だから、本来は、不要不急部分は活動を停止して、これで困窮する業界に対しては、緊急融資なり休業中の家賃・給与に対する補助を行うなどの措置を講じるのが最善手でした。

これらの業界を救済するために、感染拡大防止に逆行するような政策をとるなどということは、全く常識を外れたこと。

もちろんこの判断が、当該の業界においては、正常なマーケット感覚のなせるわざであったのかもしれない。でもそれは、この問題に対しては、正しい解決策ではない、それが私の感想、というわけです。

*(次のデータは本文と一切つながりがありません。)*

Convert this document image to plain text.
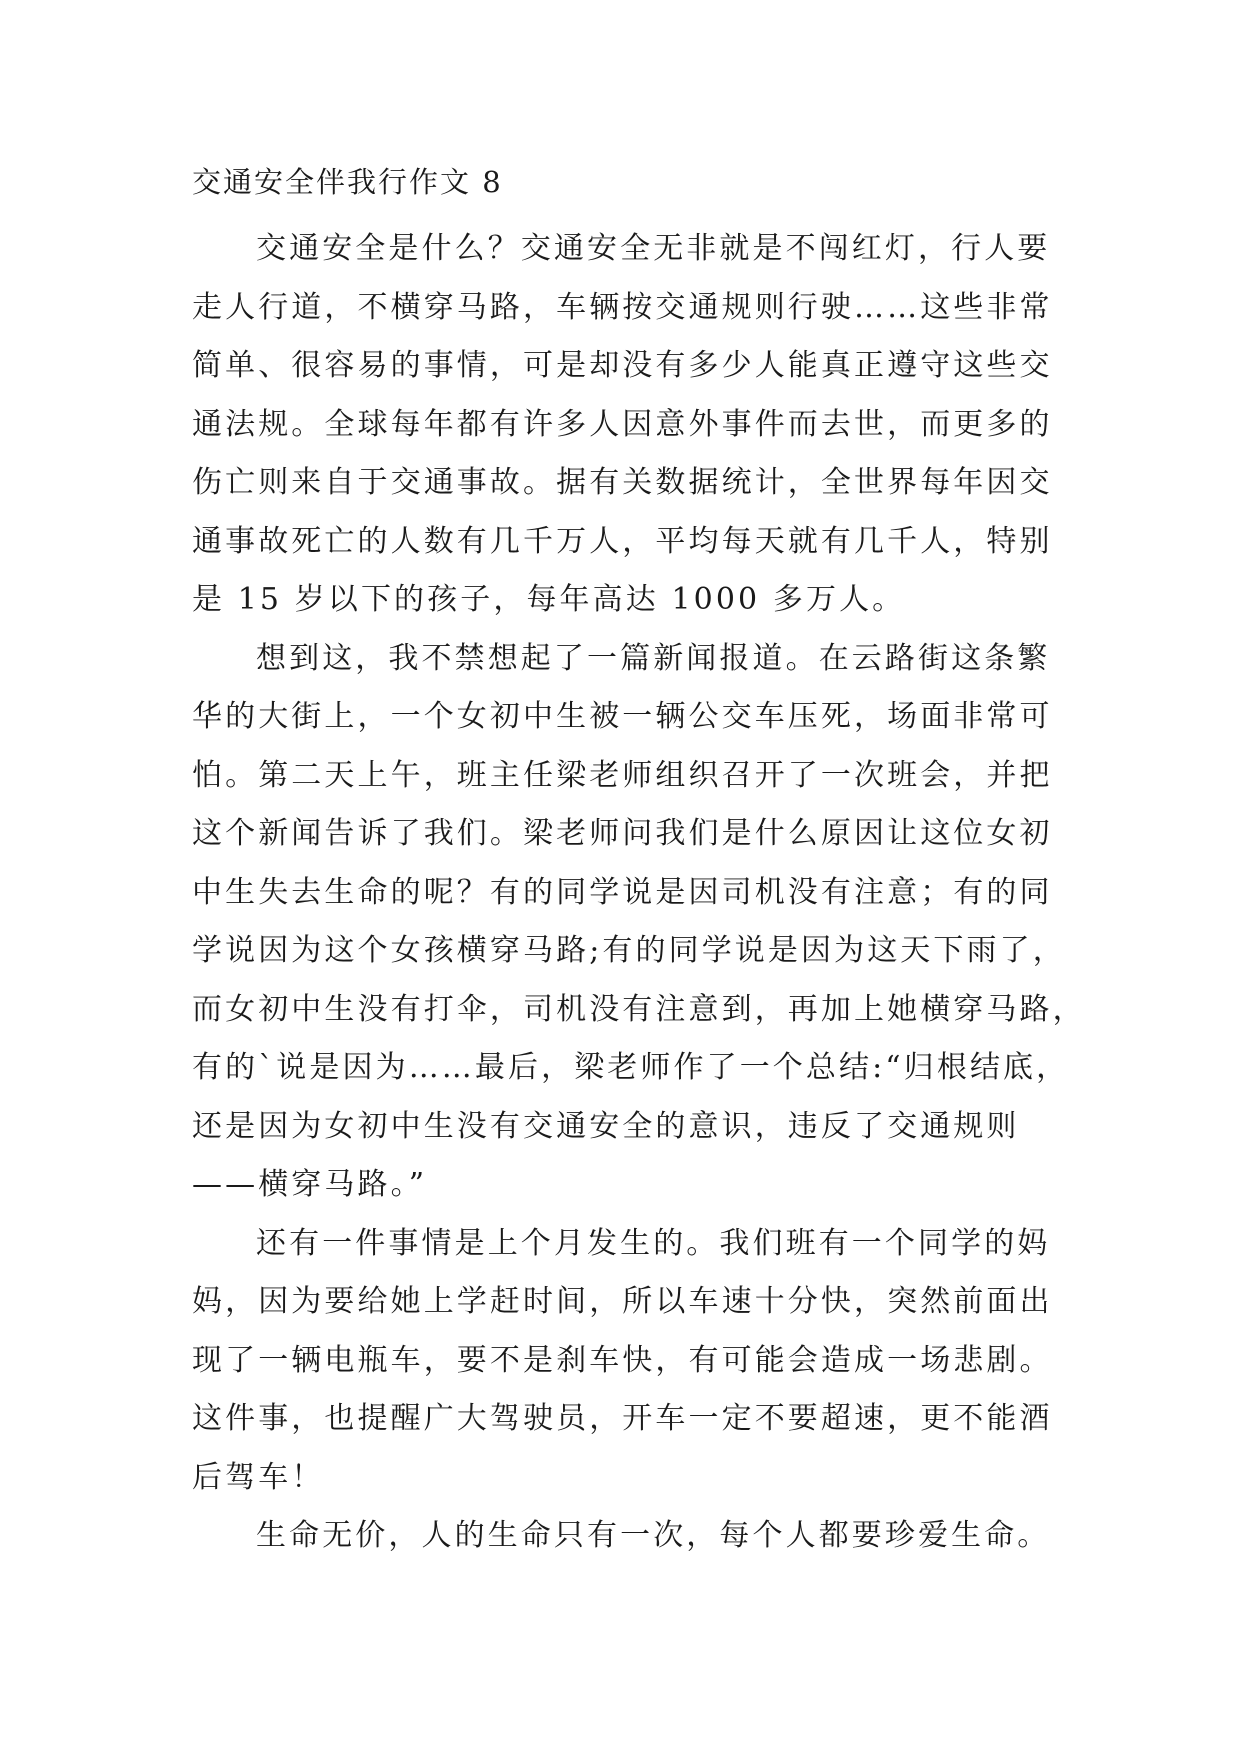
交通安全伴我行作文 8

交通安全是什么？交通安全无非就是不闯红灯，行人要

走人行道，不横穿马路，车辆按交通规则行驶……这些非常

简单、很容易的事情，可是却没有多少人能真正遵守这些交

通法规。全球每年都有许多人因意外事件而去世，而更多的

伤亡则来自于交通事故。据有关数据统计，全世界每年因交

通事故死亡的人数有几千万人，平均每天就有几千人，特别

是 15 岁以下的孩子，每年高达 1000 多万人。

想到这，我不禁想起了一篇新闻报道。在云路街这条繁

华的大街上，一个女初中生被一辆公交车压死，场面非常可

怕。第二天上午，班主任梁老师组织召开了一次班会，并把

这个新闻告诉了我们。梁老师问我们是什么原因让这位女初

中生失去生命的呢？有的同学说是因司机没有注意；有的同

学说因为这个女孩横穿马路;有的同学说是因为这天下雨了，

而女初中生没有打伞，司机没有注意到，再加上她横穿马路，

有的`说是因为……最后，梁老师作了一个总结:“归根结底，

还是因为女初中生没有交通安全的意识，违反了交通规则

——横穿马路。”

还有一件事情是上个月发生的。我们班有一个同学的妈

妈，因为要给她上学赶时间，所以车速十分快，突然前面出

现了一辆电瓶车，要不是刹车快，有可能会造成一场悲剧。

这件事，也提醒广大驾驶员，开车一定不要超速，更不能酒

后驾车！

生命无价，人的生命只有一次，每个人都要珍爱生命。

1 thoughts on “Chikirin氏の日記「Go to キャンペーン大混乱について」についての考察追加

  1. mi.mino

    >>これ、ちきりん氏が指摘するように、小池氏のビジネス指向ゆえだと思われますか?
    思いません。東京は税収が十分であるからです。

    資本主義経済では、資本つまりお金がエンジンで、政治はコントロール「ハンドル、コントロール」を主に担当します。政治は法律がそのおもな力であるからです。

    故に行政の長がマーケティングに優れているというのは褒め言葉とはいいがたいものです。本来はブレーキを役割をしているものがエンジンの役割を兼ねるというのはコントロール上ふさわしくありません
    リーマンショックはこの政治がブレーキという仕事を忘れたために起きた人為的な事故です。